14 The series is truncated at age 80 due to data limitations. Inasmuch as the proportion of the population over 80 was less than one percent of the total, the omission is likely an unimportant one.

15 Weisbrod, Burton, “The Valuation.of Human Capital,” The Journal of Political Economy, LXIX (October 1961), 425436.CrossRefGoogle Scholar

16 The population distribution, K aj, is assumed to remain constant throughout the period 1880–1910, and the distribution is further assumed to be identical to that found in Rhode Island and Massachusetts in 1880. Holding the population distribution constant vastly simplifies computations. However, to hold it constant assumes that the population was stable. The population was not stable—fertility and mortality declined. These declines can be expected to lead to the average age of the population increasing. Furthermore, this period was characterized by rapid migration to the cities. Because ages of migrants tend to be clustered in the middle years of the distribution, immigration will also lead to an increased average age for the population.

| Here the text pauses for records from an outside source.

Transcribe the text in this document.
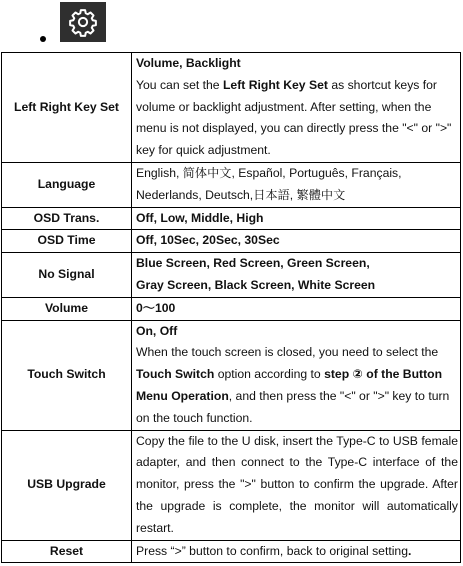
Left Right Key Set	Volume, Backlight
You can set the Left Right Key Set as shortcut keys for volume or backlight adjustment. After setting, when the menu is not displayed, you can directly press the "<" or ">" key for quick adjustment.
Language	English, 简体中文, Español, Português, Français,
Nederlands, Deutsch,日本語, 繁體中文
OSD Trans.	Off, Low, Middle, High
OSD Time	Off, 10Sec, 20Sec, 30Sec
No Signal	Blue Screen, Red Screen, Green Screen,
Gray Screen, Black Screen, White Screen
Volume	0～100
Touch Switch	On, Off
When the touch screen is closed, you need to select the Touch Switch option according to step ② of the Button Menu Operation, and then press the "<" or ">" key to turn on the touch function.
USB Upgrade	Copy the file to the U disk, insert the Type-C to USB female adapter, and then connect to the Type-C interface of the monitor, press the ">" button to confirm the upgrade. After the upgrade is complete, the monitor will automatically restart.
Reset	Press “>” button to confirm, back to original setting.
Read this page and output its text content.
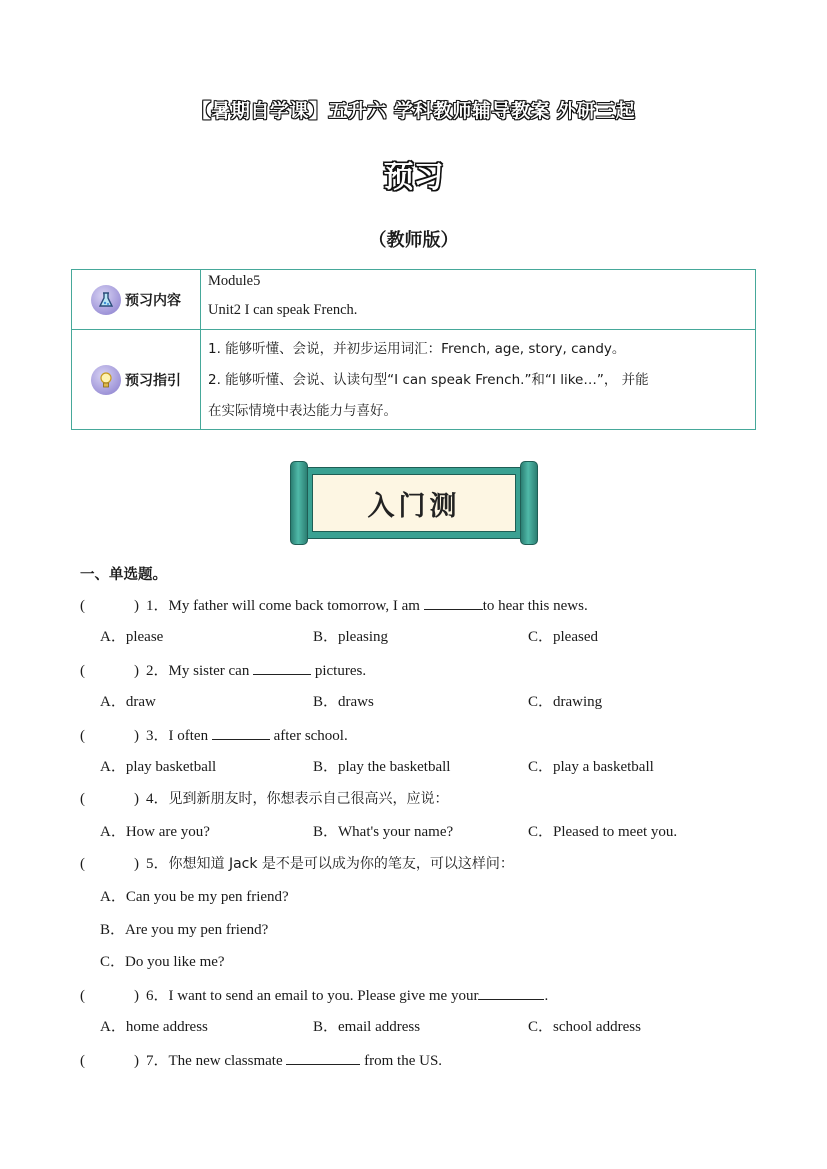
【暑期自学课】五升六 学科教师辅导教案 外研三起
预习
（教师版）
预习内容
Module5
Unit2 I can speak French.
预习指引
1. 能够听懂、会说，并初步运用词汇：French, age, story, candy。
2. 能够听懂、会说、认读句型“I can speak French.”和“I like…”， 并能
在实际情境中表达能力与喜好。
入门测
一、单选题。
(	) 1．My father will come back tomorrow, I am	to hear this news.
A．please	B．pleasing	C．pleased
(	) 2．My sister can	pictures.
A．draw	B．draws	C．drawing
(	) 3．I often	after school.
A．play basketball	B．play the basketball	C．play a basketball
(	) 4．见到新朋友时，你想表示自己很高兴，应说：
A．How are you?	B．What's your name?	C．Pleased to meet you.
(	) 5．你想知道 Jack 是不是可以成为你的笔友，可以这样问：
A．Can you be my pen friend?
B．Are you my pen friend?
C．Do you like me?
(	) 6．I want to send an email to you. Please give me your	.
A．home address	B．email address	C．school address
(	) 7．The new classmate	from the US.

In fact, the number of persons under 16 in the assumed 1910 urban ORS population exceeds that in the actual 1910 urban ORS population by 3.6 percent. In terms of the numbers in the population, the overstatement of persons under 16 will be offset by an understatement of persons 16 and over; however, in terms of the estimate of the benefits from increased life expectancy, the overstatement of benefits going to those under 16 will not be offset by a like understatement of benefits going to those 16 and over. The reason is that a disproportionate fraction of the benefits go to those in the younger age groups. On the other hand, the number of persons of working age (10 and over) in the assumed 1910 population is less than that in the actual 1910 population. I calculated that in 1910 the actual labor force exceeded the assumed one by five percent. Thus the benefits due to reduced absenteeism will be understated due the assumption of a constant age distribution. (The “catching up” benefits going to newborns will be unaffected by the age distribution assumption because the number of recipients is calculated by applying birth rates to the total population figures.)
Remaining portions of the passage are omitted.